Mais oui, c'est bien elle, en train de sortir de l'ombre du passage sous-voie, de monter tranquillement vers ce quai de la gare de Morges où j'attends mon Régional Express pour Lausanne, elle qui me fait un sourire d'abord hésitant et puis un vrai sourire: la Caudélia du Bergstamm!
Comme on a deux minutes – elle prend un autre train, juste après, pour Yverdon –, je lui résume les dernières années en trois phrases: toujours Buenos Aires, toujours les cours à l'UNIL, Lucie, quatre mois et demi, grande comme ça. Caudélia fait son résumé à elle pendant que mon train entre en gare et moi, je lui dis que j'ai justement dans mon sac orange deux exemplaires du manuscrit de mon dernier roman que je vais – quelle coïncidence! – envoyer à un concours en Suisse vu que les lettres de refus de France s'accumulent, roman qui raconte l'histoire de Dieu qu'on appelait Dieu parce que c'était le seul écrivain suisse à avoir eu le Goncourt...
– Mais c'est pour ça que ça les intéresse pas, en France!
– L'histoire de Dieu et de Caudélia qui choisit de le quitter pour sortir avec Walter Bergstamm: tu me donnes ton mail?

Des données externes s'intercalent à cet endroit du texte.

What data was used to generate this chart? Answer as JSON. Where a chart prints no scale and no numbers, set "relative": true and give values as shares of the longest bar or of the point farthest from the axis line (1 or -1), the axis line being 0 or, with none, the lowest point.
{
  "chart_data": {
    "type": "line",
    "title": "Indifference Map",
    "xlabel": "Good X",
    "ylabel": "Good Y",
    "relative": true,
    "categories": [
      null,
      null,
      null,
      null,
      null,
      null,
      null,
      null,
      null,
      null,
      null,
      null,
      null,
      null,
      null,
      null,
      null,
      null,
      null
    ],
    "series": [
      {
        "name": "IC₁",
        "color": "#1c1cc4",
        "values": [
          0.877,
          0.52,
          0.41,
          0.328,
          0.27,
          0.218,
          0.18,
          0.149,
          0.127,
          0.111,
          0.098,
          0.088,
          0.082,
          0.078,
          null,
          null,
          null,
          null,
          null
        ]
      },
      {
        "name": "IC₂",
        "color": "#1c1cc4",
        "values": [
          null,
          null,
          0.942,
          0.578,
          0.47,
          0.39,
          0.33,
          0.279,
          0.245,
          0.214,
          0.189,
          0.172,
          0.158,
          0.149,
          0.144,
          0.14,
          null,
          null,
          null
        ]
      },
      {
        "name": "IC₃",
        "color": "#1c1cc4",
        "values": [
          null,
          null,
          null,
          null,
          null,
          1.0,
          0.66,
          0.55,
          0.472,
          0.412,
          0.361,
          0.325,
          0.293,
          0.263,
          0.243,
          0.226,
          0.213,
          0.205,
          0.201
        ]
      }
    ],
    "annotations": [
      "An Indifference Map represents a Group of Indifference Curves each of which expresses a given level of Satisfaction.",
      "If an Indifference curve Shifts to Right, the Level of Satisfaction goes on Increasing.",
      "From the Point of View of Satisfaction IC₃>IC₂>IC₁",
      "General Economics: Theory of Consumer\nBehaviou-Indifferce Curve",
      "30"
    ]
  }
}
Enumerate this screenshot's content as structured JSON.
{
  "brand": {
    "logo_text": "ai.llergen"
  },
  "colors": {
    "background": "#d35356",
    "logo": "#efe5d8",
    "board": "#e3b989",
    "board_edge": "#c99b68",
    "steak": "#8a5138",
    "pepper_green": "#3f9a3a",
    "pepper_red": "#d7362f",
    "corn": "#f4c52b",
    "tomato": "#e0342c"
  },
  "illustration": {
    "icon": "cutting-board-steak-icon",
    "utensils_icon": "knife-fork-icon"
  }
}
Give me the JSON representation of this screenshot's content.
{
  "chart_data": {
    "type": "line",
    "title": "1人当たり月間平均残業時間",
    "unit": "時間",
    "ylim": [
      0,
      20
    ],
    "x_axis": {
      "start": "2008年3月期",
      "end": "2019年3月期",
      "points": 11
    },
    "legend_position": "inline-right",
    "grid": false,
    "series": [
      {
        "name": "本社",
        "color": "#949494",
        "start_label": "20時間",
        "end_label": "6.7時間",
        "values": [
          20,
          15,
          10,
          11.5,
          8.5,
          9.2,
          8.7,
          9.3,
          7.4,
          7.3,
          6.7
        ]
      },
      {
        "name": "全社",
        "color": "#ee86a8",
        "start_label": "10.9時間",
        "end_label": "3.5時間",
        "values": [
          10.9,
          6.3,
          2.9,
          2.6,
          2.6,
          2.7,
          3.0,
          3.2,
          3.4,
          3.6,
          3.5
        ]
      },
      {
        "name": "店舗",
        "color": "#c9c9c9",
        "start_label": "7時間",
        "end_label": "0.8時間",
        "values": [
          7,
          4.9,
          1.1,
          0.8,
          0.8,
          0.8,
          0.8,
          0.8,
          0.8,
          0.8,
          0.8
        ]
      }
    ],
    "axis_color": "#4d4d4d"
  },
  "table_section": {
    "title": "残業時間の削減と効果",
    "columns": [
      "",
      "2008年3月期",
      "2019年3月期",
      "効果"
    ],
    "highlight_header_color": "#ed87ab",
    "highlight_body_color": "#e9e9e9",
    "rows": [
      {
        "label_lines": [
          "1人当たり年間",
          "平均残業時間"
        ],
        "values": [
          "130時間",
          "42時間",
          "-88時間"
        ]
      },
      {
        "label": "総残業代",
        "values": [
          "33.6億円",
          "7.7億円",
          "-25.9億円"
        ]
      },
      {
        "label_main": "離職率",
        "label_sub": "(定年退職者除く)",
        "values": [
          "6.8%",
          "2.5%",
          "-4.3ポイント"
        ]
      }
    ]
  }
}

– Euh... oui... T'as un stylo? Bien sûr que t'as un stylo: un écrivain, ça a toujours un stylo! S'il te plaît, le train, tu attends! Voilà. T'es là encore longtemps?
– Jusqu'à mardi, ça va faire un peu juste pour se croiser...
– En effet...
– Alors: à bientôt!
– Oui, c'est ça, à bientôt! Embrasse bien tes femmes de ma part! Et... Bonne chance pour ton roman!